Corriere del Mezzogiorno (Campania)
Finché c’è cinema c’è speranza
C’è una frase che Truffaut mi regalò nel corso di una lontana e avventurosa intervista, e che si adatta perfettamente all’ultimo film di Almodóvar. «Un finale onesto – mi disse – è il punto esatto in cui si incrociano la curva ascendente dello spettacolo e quella discendente della vita». Giusto quel che accade in Dolor y gloria, dove un celebre regista che non gira più film a causa degli acciacchi fisici e morali di un’esistenza sregolata si immerge in una recherche tra i ricordi familiari, i primi turbamenti omoerotici, le illusioni e delusioni sentimentali. Un uomo sul viale del tramonto: la vita nella sua fase discendente. Ma poi, proprio quando malattie e angoscia stanno per prendere il sopravvento, accade qualcosa: l’uomo è disteso in sala operatoria per un intervento chirurgico decisivo, ma nella sua mente e sullo schermo scoppiano fuochi pirotecnici, e l’inquadratura finale è quella di lui bambino tra le braccia della madre. Però non è l’ennesimo patetico flash dal passato, è il set del suo prossimo film. Il viaggio non è finito. La curva della vita e quella dello spettacolo si sono per un attimo incrociate. Finché c’è cinema c’è speranza.
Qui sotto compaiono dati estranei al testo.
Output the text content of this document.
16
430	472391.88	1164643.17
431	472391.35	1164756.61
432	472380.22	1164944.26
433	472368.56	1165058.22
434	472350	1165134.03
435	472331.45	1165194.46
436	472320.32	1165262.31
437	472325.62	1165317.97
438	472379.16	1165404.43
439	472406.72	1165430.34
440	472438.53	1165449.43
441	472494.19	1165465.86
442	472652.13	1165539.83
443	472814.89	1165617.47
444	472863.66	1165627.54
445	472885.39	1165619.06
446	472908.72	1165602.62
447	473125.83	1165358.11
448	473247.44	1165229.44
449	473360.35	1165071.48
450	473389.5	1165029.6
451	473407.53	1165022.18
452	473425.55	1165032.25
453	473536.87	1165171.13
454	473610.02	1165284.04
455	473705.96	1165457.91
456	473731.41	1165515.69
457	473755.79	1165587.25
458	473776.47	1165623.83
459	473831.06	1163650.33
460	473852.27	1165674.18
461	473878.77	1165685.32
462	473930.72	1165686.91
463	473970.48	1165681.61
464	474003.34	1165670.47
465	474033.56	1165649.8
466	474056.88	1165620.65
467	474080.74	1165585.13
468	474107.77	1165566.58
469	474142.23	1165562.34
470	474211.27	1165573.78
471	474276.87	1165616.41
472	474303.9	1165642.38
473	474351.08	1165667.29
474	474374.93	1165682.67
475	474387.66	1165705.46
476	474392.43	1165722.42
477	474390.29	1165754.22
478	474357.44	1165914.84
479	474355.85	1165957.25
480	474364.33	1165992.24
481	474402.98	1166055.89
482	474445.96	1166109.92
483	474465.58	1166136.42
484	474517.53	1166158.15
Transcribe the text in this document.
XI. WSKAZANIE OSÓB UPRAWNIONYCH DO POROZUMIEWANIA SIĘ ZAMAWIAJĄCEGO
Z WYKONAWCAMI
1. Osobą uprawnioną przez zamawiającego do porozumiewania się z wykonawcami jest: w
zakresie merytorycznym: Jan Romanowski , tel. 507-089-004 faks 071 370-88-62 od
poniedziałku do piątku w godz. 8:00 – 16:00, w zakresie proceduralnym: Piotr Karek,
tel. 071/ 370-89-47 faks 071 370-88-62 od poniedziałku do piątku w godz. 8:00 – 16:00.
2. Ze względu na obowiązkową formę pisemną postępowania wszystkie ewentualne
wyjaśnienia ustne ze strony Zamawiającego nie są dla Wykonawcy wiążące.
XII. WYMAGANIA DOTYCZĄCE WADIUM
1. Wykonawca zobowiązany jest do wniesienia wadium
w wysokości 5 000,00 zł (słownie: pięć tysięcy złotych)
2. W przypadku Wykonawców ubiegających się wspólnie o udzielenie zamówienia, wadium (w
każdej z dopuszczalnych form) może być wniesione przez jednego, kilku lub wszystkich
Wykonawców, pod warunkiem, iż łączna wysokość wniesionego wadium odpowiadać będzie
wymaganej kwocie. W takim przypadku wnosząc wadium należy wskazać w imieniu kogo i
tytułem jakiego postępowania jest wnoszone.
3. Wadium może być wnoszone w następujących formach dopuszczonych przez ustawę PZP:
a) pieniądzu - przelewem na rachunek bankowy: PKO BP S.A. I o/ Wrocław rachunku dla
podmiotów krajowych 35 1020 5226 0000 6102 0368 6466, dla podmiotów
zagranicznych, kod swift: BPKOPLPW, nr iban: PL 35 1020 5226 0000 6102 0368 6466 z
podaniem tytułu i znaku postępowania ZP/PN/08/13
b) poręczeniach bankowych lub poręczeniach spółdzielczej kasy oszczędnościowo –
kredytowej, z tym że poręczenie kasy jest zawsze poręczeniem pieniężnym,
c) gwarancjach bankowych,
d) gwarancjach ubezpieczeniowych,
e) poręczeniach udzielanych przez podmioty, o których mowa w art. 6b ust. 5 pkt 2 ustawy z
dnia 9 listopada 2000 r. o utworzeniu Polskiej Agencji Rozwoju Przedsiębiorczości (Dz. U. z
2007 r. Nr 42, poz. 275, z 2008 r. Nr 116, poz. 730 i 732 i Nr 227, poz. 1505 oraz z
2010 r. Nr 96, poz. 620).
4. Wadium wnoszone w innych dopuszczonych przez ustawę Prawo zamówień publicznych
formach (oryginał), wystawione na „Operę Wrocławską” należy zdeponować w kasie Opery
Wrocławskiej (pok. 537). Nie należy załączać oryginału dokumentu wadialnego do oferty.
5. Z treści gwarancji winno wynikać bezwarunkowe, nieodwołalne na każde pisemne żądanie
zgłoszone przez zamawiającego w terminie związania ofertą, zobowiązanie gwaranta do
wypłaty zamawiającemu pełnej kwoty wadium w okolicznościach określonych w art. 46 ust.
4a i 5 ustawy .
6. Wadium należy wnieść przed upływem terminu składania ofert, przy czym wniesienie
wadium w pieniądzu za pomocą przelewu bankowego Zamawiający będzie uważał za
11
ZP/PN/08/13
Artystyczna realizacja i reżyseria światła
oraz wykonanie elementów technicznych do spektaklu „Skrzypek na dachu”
Qualcuno ha scritto che il film svela un Almodóvar senile, e allora mi dico che l’ex ragazzo terribile della Mancha sta invecchiando bene: e certo sarebbe triste se il regista che rivoluzionò il cinema spagnolo si mettesse a scimmiottare, alla soglia dei 70, il Pedro trasgressivo e provocatore di Matador o di Donne sull’orlo di una crisi di nervi. Non è più tempo di movida notturna ma di bilanci artistici e umani, e Almodóvar ci offre (con la spudoratezza colorata di un tempo, ma temperata dall’esperienza) un autoritratto mai celebrativo affidandolo al suo attore feticcio del tempo dei bagordi, un Antonio Banderas mai così convincente nel ruolo di «alter Pedro». Nel film si chiama Salvador Mallo, il cui anagramma racchiude la vera identità del personaggio: «Almodóvar». Più onesto di così.